Analysts think Trump's choice for attorney general bodes well for both stocks.

"We believe that President-elect Trump offering the position of attorney general to Senator Jeff Sessions could be good for CXW and GEO since he has a tough stance on immigration and sentencing reform," said Tobey Sommer, a SunTrust analyst, in a research note last week.

Sommer has noted that federal business represented 51 percent of sales at CXW and 47 percent at GEO in the third quarter of 2016.

"The Trump victory was a game changer for these stocks," wrote Canaccord analyst Paul Morgan in a research note sent Monday. "Not only does the risk to current cash flows seem to have dissolved, but the opportunity to gain new contracts, particularly via ICE, is strong as well. We see upside to both GEO and CXW."
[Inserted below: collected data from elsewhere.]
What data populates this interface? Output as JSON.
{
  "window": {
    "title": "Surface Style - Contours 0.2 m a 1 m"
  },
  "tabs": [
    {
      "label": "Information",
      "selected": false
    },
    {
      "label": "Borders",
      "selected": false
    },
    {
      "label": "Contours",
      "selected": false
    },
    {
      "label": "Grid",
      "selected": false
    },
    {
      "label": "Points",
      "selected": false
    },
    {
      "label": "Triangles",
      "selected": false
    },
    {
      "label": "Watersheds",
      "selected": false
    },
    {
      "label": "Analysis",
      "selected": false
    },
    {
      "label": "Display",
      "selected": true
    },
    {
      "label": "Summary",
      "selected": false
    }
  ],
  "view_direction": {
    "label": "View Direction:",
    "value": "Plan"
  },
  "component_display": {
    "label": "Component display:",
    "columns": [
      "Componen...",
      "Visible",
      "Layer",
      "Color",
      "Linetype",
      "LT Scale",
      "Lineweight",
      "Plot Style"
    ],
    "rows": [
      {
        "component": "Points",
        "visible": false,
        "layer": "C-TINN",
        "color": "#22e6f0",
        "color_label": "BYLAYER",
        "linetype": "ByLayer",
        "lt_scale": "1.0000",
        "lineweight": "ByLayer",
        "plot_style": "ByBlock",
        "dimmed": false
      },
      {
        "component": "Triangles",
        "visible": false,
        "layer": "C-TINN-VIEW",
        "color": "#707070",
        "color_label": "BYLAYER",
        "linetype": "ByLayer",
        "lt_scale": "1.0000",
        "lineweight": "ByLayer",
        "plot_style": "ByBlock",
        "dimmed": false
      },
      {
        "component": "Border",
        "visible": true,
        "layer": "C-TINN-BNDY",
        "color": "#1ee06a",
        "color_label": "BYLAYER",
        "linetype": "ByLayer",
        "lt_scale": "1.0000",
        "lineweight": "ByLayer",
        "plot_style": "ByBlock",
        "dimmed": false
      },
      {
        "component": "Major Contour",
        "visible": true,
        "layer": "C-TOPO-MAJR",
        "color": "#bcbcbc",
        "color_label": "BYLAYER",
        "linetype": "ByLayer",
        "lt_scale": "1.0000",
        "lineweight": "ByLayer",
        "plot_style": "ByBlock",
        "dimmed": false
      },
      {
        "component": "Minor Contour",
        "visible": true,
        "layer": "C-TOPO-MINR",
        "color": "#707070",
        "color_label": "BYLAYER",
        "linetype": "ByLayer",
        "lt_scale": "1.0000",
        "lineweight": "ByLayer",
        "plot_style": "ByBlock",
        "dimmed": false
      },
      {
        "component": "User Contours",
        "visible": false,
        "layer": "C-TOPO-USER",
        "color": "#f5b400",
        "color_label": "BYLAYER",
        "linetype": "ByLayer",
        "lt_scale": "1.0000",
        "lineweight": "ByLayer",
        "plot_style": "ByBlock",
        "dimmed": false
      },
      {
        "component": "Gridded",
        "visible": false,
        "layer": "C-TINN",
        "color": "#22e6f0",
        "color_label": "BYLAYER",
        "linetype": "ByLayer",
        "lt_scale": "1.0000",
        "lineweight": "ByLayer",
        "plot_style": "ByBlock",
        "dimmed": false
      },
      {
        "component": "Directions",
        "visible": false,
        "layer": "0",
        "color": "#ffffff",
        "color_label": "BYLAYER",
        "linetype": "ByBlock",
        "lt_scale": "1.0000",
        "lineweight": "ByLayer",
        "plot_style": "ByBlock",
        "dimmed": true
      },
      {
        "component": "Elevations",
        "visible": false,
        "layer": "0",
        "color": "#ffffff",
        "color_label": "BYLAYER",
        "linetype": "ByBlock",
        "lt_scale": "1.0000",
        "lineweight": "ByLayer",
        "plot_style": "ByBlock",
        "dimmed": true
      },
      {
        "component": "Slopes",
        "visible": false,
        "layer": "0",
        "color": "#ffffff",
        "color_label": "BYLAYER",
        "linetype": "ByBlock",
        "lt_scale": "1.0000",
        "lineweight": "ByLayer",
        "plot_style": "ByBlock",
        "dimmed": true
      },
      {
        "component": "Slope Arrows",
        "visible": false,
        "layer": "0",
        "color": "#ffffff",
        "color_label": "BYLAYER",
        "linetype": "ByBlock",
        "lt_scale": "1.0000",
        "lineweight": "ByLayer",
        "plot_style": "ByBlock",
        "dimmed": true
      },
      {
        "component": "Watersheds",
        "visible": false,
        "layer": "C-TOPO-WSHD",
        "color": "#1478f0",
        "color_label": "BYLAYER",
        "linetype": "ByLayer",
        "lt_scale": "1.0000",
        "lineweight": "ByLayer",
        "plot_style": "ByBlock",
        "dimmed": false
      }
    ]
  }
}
Prison stocks had been under severe pressure over the last several months, perhaps most notably after the Department of Justice instructed the Bureau of Prisons to begin phasing out the use of private contractors for detention facilities. Soon after that, the Department of Homeland Security told Immigration and Customs Enforcement to investigate ICE's own use of contractors for detaining immigrants.

Negative sentiment appeared to climax after the first presidential debate, when candidate Hillary Clinton said she supported ending the use of private companies for public prison management.

Days after the debate, both stocks logged their worst quarterly losses in at least 15 years.

For much of that time prior to the election, analysts maintained that removing even some federal facilities from private management would be easier said than done given the lack of public facilities run by both the Bureau of Prisons and ICE, and the lower risk to contracts with states and the U.S. Marshals.

Canaccord analyst Ryan Meliker said in a Nov. 11 research note that outlook still assumes the Bureau of Prisons will continue to not renew prison contracts as they expire.

However, the new attorney general could reverse or delay the phasing out of contracts for Bureau of Prison facilities. Further, the cancellation of Bureau contracts "were dependent on continued declines in BOP populations, something that may no longer materialize."

Immigration and Customs enforcement "does not have its own facilities and is essentially dependent on the private sector to fulfill its mission, in our view," writes analyst SunTrust's Sommer. In fact, Attorney General Jeh Johnson recently authorized ICE to acquire more detention facility space, as its current capacity is stretched by surges in Central Americans crossing the border to seek asylum from gang violence in their own countries.